BIND(xsd:decimal(?boxOfficeValue) AS ?boxOffice)
}
[0m
[1m> Finished chain.[0m
'The average box office revenue for all the Star Wars movies is approximately 754.1 million dollars.'
链式修饰符
Ontotext GraphDB 问答链支持提示优化,可进一步改进您的问答链并提升应用程序的整体用户体验。
\"生成SPARQL\"提示
提示用于根据用户问题和知识图谱(KG)模式生成SPARQL查询。
-
sparql_generation_prompt默认值:
GRAPHDB_SPARQL_GENERATION_TEMPLATE = """
Write a SPARQL SELECT query for querying a graph database.
The ontology schema delimited by triple backticks in Turtle format is:
```
{schema}
```
Use only the classes and properties provided in the schema to construct the SPARQL query.
Do not use any classes or properties that are not explicitly provided in the SPARQL query.
Include all necessary prefixes.
Do not include any explanations or apologies in your responses.
Do not wrap the query in backticks.
Do not include any text except the SPARQL query generated.
The question delimited by triple backticks is:
```
{prompt}
```
"""
GRAPHDB_SPARQL_GENERATION_PROMPT = PromptTemplate(
input_variables=["schema", "prompt"],
template=GRAPHDB_SPARQL_GENERATION_TEMPLATE,
)
\"SPARQL 修复\"提示
有时,大语言模型(LLM)可能会生成包含语法错误或缺少前缀等的SPARQL查询。
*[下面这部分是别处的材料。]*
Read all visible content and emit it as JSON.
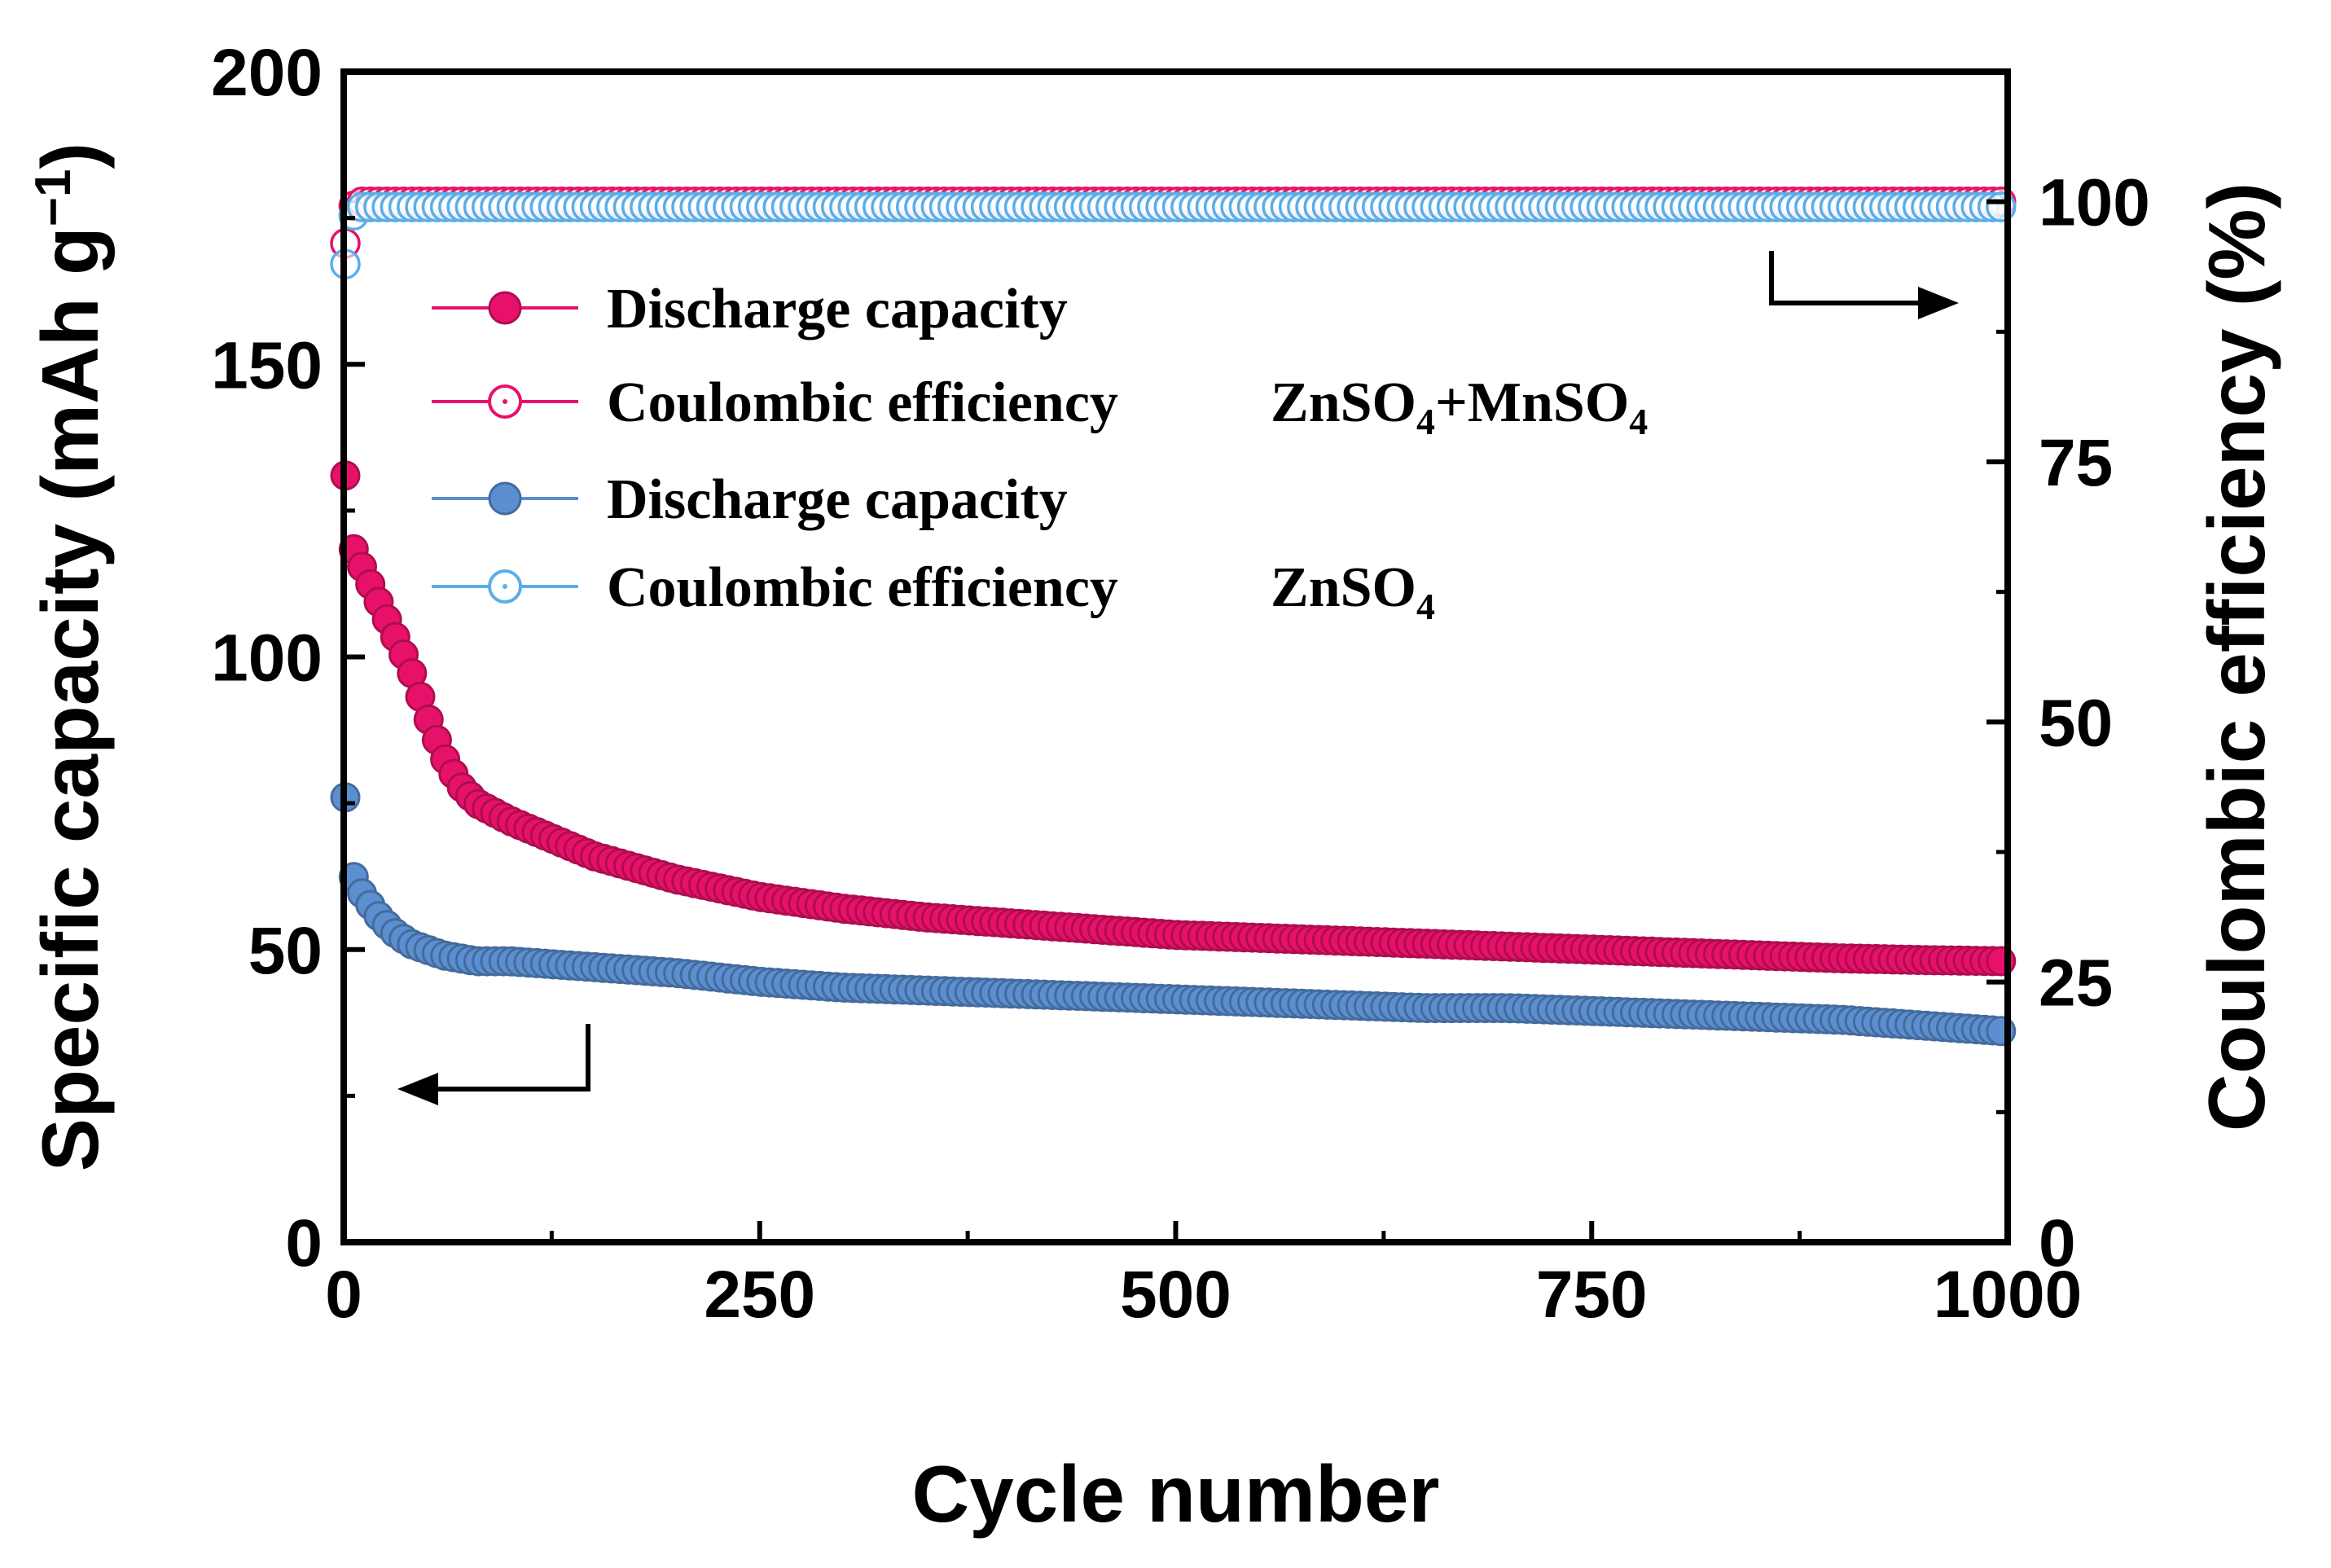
{
  "chart_data": {
    "type": "scatter",
    "xlabel": "Cycle number",
    "ylabel_left": "Specific capacity (mAh g",
    "ylabel_left_sup": "−1",
    "ylabel_left_close": ")",
    "ylabel_right": "Coulombic efficiency (%)",
    "xlim": [
      0,
      1000
    ],
    "ylim_left": [
      0,
      200
    ],
    "ylim_right": [
      0,
      112.5
    ],
    "x_ticks": [
      "0",
      "250",
      "500",
      "750",
      "1000"
    ],
    "y_left_ticks": [
      "0",
      "50",
      "100",
      "150",
      "200"
    ],
    "y_right_ticks": [
      "0",
      "25",
      "50",
      "75",
      "100"
    ],
    "legend": {
      "placement": "upper-left",
      "group1_label": "ZnSO",
      "group1_label_sub": "4",
      "group1_label_mid": "+MnSO",
      "group1_label_sub2": "4",
      "group2_label": "ZnSO",
      "group2_label_sub": "4",
      "entries": [
        "Discharge capacity",
        "Coulombic efficiency",
        "Discharge capacity",
        "Coulombic efficiency"
      ]
    },
    "series": [
      {
        "label": "Discharge capacity",
        "group": "ZnSO4+MnSO4",
        "axis": "left",
        "marker": "filled",
        "color": "#e8116a",
        "x": [
          1,
          3,
          5,
          10,
          15,
          20,
          30,
          40,
          50,
          60,
          70,
          80,
          100,
          125,
          150,
          200,
          250,
          300,
          350,
          400,
          450,
          500,
          550,
          600,
          650,
          700,
          750,
          800,
          850,
          900,
          950,
          1000
        ],
        "y": [
          131,
          121,
          119,
          116,
          113,
          110,
          104,
          98,
          90,
          83,
          78,
          75,
          72,
          69,
          66,
          62,
          59,
          57,
          55.5,
          54.5,
          53.5,
          52.5,
          52,
          51.5,
          51,
          50.5,
          50,
          49.5,
          49,
          48.5,
          48.2,
          48
        ]
      },
      {
        "label": "Coulombic efficiency",
        "group": "ZnSO4+MnSO4",
        "axis": "right",
        "marker": "open",
        "color": "#e8116a",
        "x": [
          1,
          5,
          10,
          20,
          30,
          50,
          100,
          150,
          200,
          300,
          400,
          500,
          600,
          700,
          800,
          900,
          1000
        ],
        "y": [
          96,
          99.5,
          100,
          100,
          100,
          100,
          100,
          100,
          100,
          100,
          100,
          100,
          100,
          100,
          100,
          100,
          100
        ]
      },
      {
        "label": "Discharge capacity",
        "group": "ZnSO4",
        "axis": "left",
        "marker": "filled",
        "color": "#5b8fd0",
        "x": [
          1,
          3,
          5,
          10,
          15,
          20,
          30,
          40,
          50,
          60,
          70,
          80,
          100,
          150,
          200,
          250,
          300,
          350,
          400,
          450,
          500,
          550,
          600,
          650,
          700,
          750,
          800,
          850,
          900,
          950,
          1000
        ],
        "y": [
          76,
          65,
          63,
          60,
          58,
          56,
          53,
          51,
          50,
          49,
          48.5,
          48,
          48,
          47,
          46,
          44.5,
          43.5,
          43,
          42.5,
          42,
          41.5,
          41,
          40.5,
          40,
          40,
          39.5,
          39,
          38.5,
          38,
          37,
          36
        ]
      },
      {
        "label": "Coulombic efficiency",
        "group": "ZnSO4",
        "axis": "right",
        "marker": "open",
        "color": "#5aaee8",
        "x": [
          1,
          5,
          10,
          20,
          30,
          50,
          100,
          150,
          200,
          300,
          400,
          500,
          600,
          700,
          800,
          900,
          1000
        ],
        "y": [
          94,
          98.5,
          99.5,
          99.5,
          99.5,
          99.5,
          99.5,
          99.5,
          99.5,
          99.5,
          99.5,
          99.5,
          99.5,
          99.5,
          99.5,
          99.5,
          99.5
        ]
      }
    ]
  }
}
该链将通过提示大语言模型在一定次数内进行修正来尝试修复此问题。
-
sparql_fix_prompt默认值:
GRAPHDB_SPARQL_FIX_TEMPLATE = """
This following SPARQL query delimited by triple backticks
```
{generated_sparql}
```
is not valid.
The error delimited by triple backticks is
```
{error_message}
```
Give me a correct version of the SPARQL query.
Do not change the logic of the query.
Do not include any explanations or apologies in your responses.
Do not wrap the query in backticks.
Do not include any text except the SPARQL query generated.
The ontology schema delimited by triple backticks in Turtle format is:
```
{schema}
```
"""
GRAPHDB_SPARQL_FIX_PROMPT = PromptTemplate(
input_variables=["error_message", "generated_sparql", "schema"],
template=GRAPHDB_SPARQL_FIX_TEMPLATE,
) -
max_fix_retries默认值:
5
\"回答\"提示
提示用于根据从数据库返回的结果和用户的初始问题来回答问题。默认情况下,LLM 被指示仅使用返回结果中的信息。如果结果集为空,LLM 应说明其无法回答该问题。
-
qa_prompt默认值:
GRAPHDB_QA_TEMPLATE = """Task: Generate a natural language response from the results of a SPARQL query.
You are an assistant that creates well-written and human understandable answers.
The information part contains the information provided, which you can use to construct an answer.
The information provided is authoritative, you must never doubt it or try to use your internal knowledge to correct it.
Make your response sound like the information is coming from an AI assistant, but don't add any information.
Don't use internal knowledge to answer the question, just say you don't know if no information is available.
Information:
{context}
Question: {prompt}
Helpful Answer:"""
GRAPHDB_QA_PROMPT = PromptTemplate(
input_variables=["context", "prompt"], template=GRAPHDB_QA_TEMPLATE
)
完成使用 GraphDB 进行问答操作后,你可以通过在包含 Docker Compose 文件的目录中运行 docker compose down -v --remove-orphans 来关闭 Docker 环境。